“Happiness asks to move along with life, it requires that perfect circles be broken.” So ends Pascale Quiviger’s first novel, The Perfect Circle. Marianne, Quiviger’s main character, takes a chance on love, aspiring to insinuate herself into another’s circle – no easy task, as she finds out.
Marianne, on vacation in a small Italian village, meets Marco and falls in love. She returns to her native Montreal, but when Marco calls and invites her to come live with him, she abandons family, friends, and possessions to return to Italy. Residing in a small village on a lake, in a house previously abandoned by Marco’s family, with just a bed and a large table, Marianne comes to know the real Marco. Never married, he has an established, solitary life with its own rhythms. He works as a plumber earning just enough income to survive. Marco exists in a self-contained circle with his dogs, his hunting, the relatives in his village, and the natural beauty of his surroundings. His widowed mother cooks his meals, does his laundry, and is not about to let him go.
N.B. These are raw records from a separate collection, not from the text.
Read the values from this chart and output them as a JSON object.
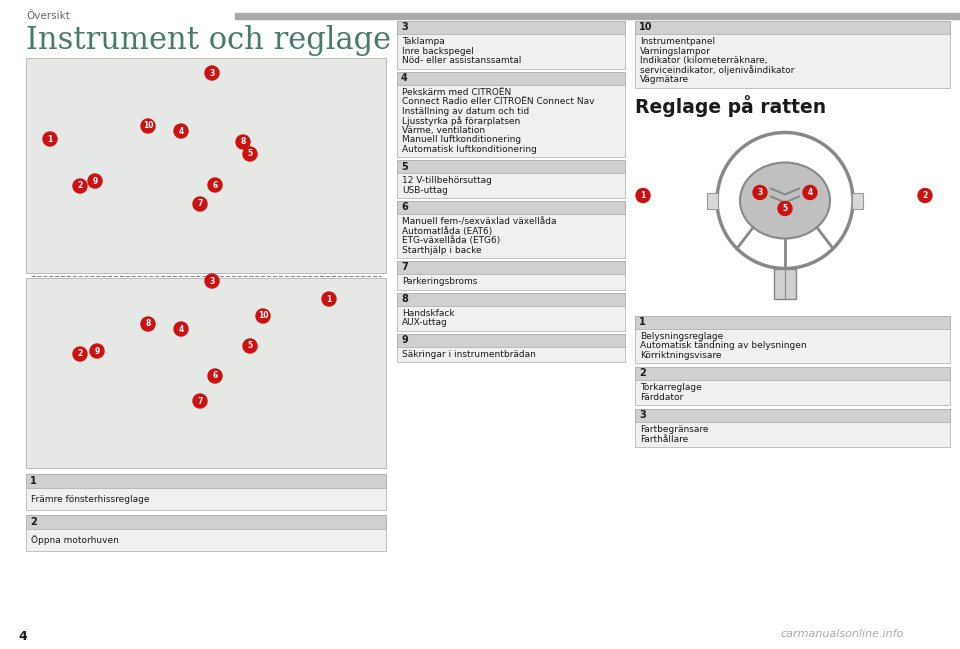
{
  "page_number": "4",
  "header_text": "Översikt",
  "main_title": "Instrument och reglage",
  "background_color": "#ffffff",
  "box_header_bg": "#d0d0d0",
  "box_body_bg": "#f0f0f0",
  "text_color": "#1a1a1a",
  "title_color": "#4a7a6a",
  "header_color": "#666666",
  "red_circle_color": "#cc1111",
  "bar_color": "#aaaaaa",
  "left_boxes": [
    {
      "num": "1",
      "lines": [
        "Främre fönsterhissreglage"
      ]
    },
    {
      "num": "2",
      "lines": [
        "Öppna motorhuven"
      ]
    }
  ],
  "mid_boxes": [
    {
      "num": "3",
      "lines": [
        "Taklampa",
        "Inre backspegel",
        "Nöd- eller assistanssamtal"
      ]
    },
    {
      "num": "4",
      "lines": [
        "Pekskärm med CITROËN",
        "Connect Radio eller CITROËN Connect Nav",
        "Inställning av datum och tid",
        "Ljusstyrka på förarplatsen",
        "Värme, ventilation",
        "Manuell luftkonditionering",
        "Automatisk luftkonditionering"
      ]
    },
    {
      "num": "5",
      "lines": [
        "12 V-tillbehörsuttag",
        "USB-uttag"
      ]
    },
    {
      "num": "6",
      "lines": [
        "Manuell fem-/sexväxlad växellåda",
        "Automatlåda (EAT6)",
        "ETG-växellåda (ETG6)",
        "Starthjälp i backe"
      ]
    },
    {
      "num": "7",
      "lines": [
        "Parkeringsbroms"
      ]
    },
    {
      "num": "8",
      "lines": [
        "Handskfack",
        "AUX-uttag"
      ]
    },
    {
      "num": "9",
      "lines": [
        "Säkringar i instrumentbrädan"
      ]
    }
  ],
  "right_boxes_top": [
    {
      "num": "10",
      "lines": [
        "Instrumentpanel",
        "Varningslampor",
        "Indikator (kilometerräknare,",
        "serviceindikator, oljenivåindikator",
        "Vägmätare"
      ]
    }
  ],
  "right_section_title": "Reglage på ratten",
  "right_boxes_bottom": [
    {
      "num": "1",
      "lines": [
        "Belysningsreglage",
        "Automatisk tändning av belysningen",
        "Körriktningsvisare"
      ]
    },
    {
      "num": "2",
      "lines": [
        "Torkarreglage",
        "Färddator"
      ]
    },
    {
      "num": "3",
      "lines": [
        "Fartbegränsare",
        "Farthållare"
      ]
    }
  ],
  "watermark": "carmanualsonline.info"
}
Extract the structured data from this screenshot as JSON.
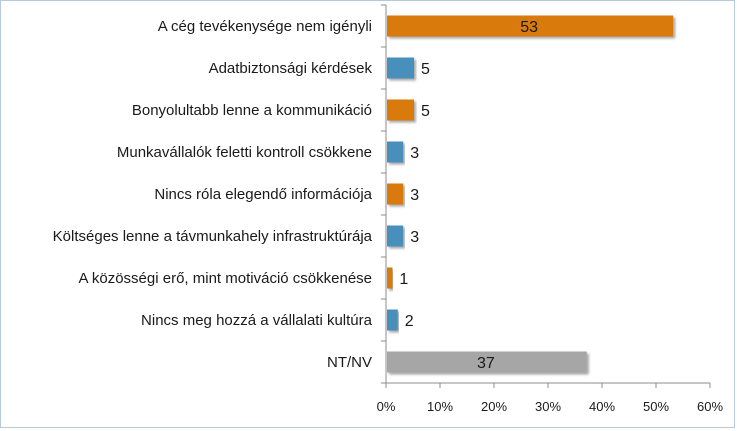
{
  "chart_data": {
    "type": "bar",
    "orientation": "horizontal",
    "categories": [
      "A cég tevékenysége nem igényli",
      "Adatbiztonsági kérdések",
      "Bonyolultabb lenne a kommunikáció",
      "Munkavállalók feletti kontroll csökkene",
      "Nincs róla elegendő információja",
      "Költséges lenne a távmunkahely infrastruktúrája",
      "A közösségi erő, mint motiváció csökkenése",
      "Nincs meg hozzá a vállalati kultúra",
      "NT/NV"
    ],
    "values": [
      53,
      5,
      5,
      3,
      3,
      3,
      1,
      2,
      37
    ],
    "data_labels": [
      "53",
      "5",
      "5",
      "3",
      "3",
      "3",
      "1",
      "2",
      "37"
    ],
    "bar_colors": [
      "#d97a0a",
      "#4a8fbc",
      "#d97a0a",
      "#4a8fbc",
      "#d97a0a",
      "#4a8fbc",
      "#d97a0a",
      "#4a8fbc",
      "#a6a6a6"
    ],
    "xlim": [
      0,
      60
    ],
    "xticks": [
      0,
      10,
      20,
      30,
      40,
      50,
      60
    ],
    "xtick_labels": [
      "0%",
      "10%",
      "20%",
      "30%",
      "40%",
      "50%",
      "60%"
    ],
    "title": "",
    "xlabel": "",
    "ylabel": "",
    "grid": false,
    "legend": "none"
  }
}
Quiviger uses a combination of Marianne’s writings and third-person narration to paint vivid, engaging, and endearing portraits of the characters and of village life. Marianne’s attempt to settle her rivalry with Marco’s mother using a fish casserole and French toast is very funny. Through Marianne, we learn that all her efforts to achieve a greater intensity in her relationship with Marco have failed, but while in Italy, Marianne develops the strength and self-knowledge to return home and carry on with her life.
Le cercle parfait, the novel’s original French edition, deservedly won the Governor General’s Award for Fiction in 2004. Quiviger’s prose will seduce the romantic with its many charms, while satisfying the realist with its challenging portrayal of a modern relationship that attempts to bridge two cultures, two languages, and two independent personalities.